Team Lead, Applied Research and Modeling
Centers for Disease Control and Prevention
During the 2009 influenza A(H1N1)pdm09 pandemic, 77 countries received donated monovalent A(H1N1)pdm09 vaccine through the WHO Pandemic Influenza A(H1N1) Vaccine Deployment Initiative. However, 47% did not receive their first shipment until after the first wave of virus circulation, and 8% did not receive their first shipment until after the WHO declared the end of the pandemic. Arguably, these shipments were too late into the pandemic to have a substantial effect on virus transmission or disease burden during the first waves of the pandemic.
Among nine study countries, we estimated that the number of averted cases was 61-216,197 for actual vaccine receipt, increasing to 2,914-283,916 had vaccine been available simultaneously with the United States.
Earlier delivery of vaccines can reduce influenza case counts during a simulated 2009-like pandemic in some low- and middle-income countries. For others, increasing the number of cases and deaths prevented through vaccination may be dependent on factors other than timely initiation of vaccine administration, such as distribution and administration capacity.

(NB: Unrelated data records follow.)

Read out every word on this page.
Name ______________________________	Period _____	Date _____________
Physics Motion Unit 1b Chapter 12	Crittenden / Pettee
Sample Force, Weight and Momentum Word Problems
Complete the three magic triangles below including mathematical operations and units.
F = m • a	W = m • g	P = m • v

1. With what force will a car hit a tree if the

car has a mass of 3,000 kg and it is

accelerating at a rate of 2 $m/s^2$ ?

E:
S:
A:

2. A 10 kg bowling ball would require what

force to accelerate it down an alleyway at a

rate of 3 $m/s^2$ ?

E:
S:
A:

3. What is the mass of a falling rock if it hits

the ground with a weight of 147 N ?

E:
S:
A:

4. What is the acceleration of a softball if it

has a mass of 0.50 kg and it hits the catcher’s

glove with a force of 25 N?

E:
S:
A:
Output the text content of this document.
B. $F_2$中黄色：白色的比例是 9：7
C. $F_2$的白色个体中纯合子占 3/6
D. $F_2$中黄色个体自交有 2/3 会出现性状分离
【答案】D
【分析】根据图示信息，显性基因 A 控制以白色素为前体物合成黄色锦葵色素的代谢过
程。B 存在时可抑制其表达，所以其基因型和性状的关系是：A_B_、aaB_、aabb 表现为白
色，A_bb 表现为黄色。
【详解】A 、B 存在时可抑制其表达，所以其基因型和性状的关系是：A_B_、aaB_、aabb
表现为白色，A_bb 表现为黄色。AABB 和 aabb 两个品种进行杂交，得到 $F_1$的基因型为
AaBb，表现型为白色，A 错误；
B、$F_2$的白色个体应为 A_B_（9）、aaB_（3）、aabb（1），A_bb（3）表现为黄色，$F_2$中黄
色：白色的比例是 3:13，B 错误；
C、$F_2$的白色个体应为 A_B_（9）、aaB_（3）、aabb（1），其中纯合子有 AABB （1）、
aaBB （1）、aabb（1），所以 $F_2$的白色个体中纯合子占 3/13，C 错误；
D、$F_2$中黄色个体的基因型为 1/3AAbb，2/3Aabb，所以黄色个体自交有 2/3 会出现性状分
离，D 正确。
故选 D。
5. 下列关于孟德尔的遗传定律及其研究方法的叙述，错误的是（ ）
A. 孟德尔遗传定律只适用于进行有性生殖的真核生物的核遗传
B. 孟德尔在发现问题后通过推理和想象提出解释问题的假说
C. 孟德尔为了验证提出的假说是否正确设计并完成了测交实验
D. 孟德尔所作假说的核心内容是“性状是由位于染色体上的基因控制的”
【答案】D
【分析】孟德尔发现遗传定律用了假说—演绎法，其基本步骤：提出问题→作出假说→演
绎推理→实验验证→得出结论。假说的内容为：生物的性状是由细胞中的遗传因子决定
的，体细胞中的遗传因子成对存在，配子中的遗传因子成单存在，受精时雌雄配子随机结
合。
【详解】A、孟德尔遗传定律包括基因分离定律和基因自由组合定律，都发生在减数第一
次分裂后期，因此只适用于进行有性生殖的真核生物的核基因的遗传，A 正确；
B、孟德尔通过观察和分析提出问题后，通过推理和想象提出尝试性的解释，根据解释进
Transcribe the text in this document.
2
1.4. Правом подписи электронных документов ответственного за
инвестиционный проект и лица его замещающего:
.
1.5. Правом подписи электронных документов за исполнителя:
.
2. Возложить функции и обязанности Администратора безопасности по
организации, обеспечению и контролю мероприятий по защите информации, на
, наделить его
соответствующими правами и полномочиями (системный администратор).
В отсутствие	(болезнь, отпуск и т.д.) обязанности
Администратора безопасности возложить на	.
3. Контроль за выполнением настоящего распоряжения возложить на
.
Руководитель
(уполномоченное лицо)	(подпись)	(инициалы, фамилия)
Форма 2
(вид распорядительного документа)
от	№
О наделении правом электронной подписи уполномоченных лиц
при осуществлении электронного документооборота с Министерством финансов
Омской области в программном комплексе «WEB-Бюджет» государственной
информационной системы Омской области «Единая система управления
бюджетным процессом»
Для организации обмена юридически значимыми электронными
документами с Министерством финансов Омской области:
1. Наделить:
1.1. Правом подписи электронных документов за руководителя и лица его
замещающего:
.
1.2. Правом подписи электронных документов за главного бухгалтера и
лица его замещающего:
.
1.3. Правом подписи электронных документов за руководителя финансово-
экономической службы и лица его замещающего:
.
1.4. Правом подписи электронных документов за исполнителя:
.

In order to evaluate the potential benefits of earlier vaccine availability, we estimated the number of illnesses and deaths that could be averted during a 2009-like influenza pandemic under five different vaccine-availability timing scenarios.
We adapted a model originally developed to estimate annual influenza morbidity and mortality burden averted through US seasonal vaccination and ran it for five vaccine availability timing scenarios in nine low- and middle-income countries that received donated vaccine.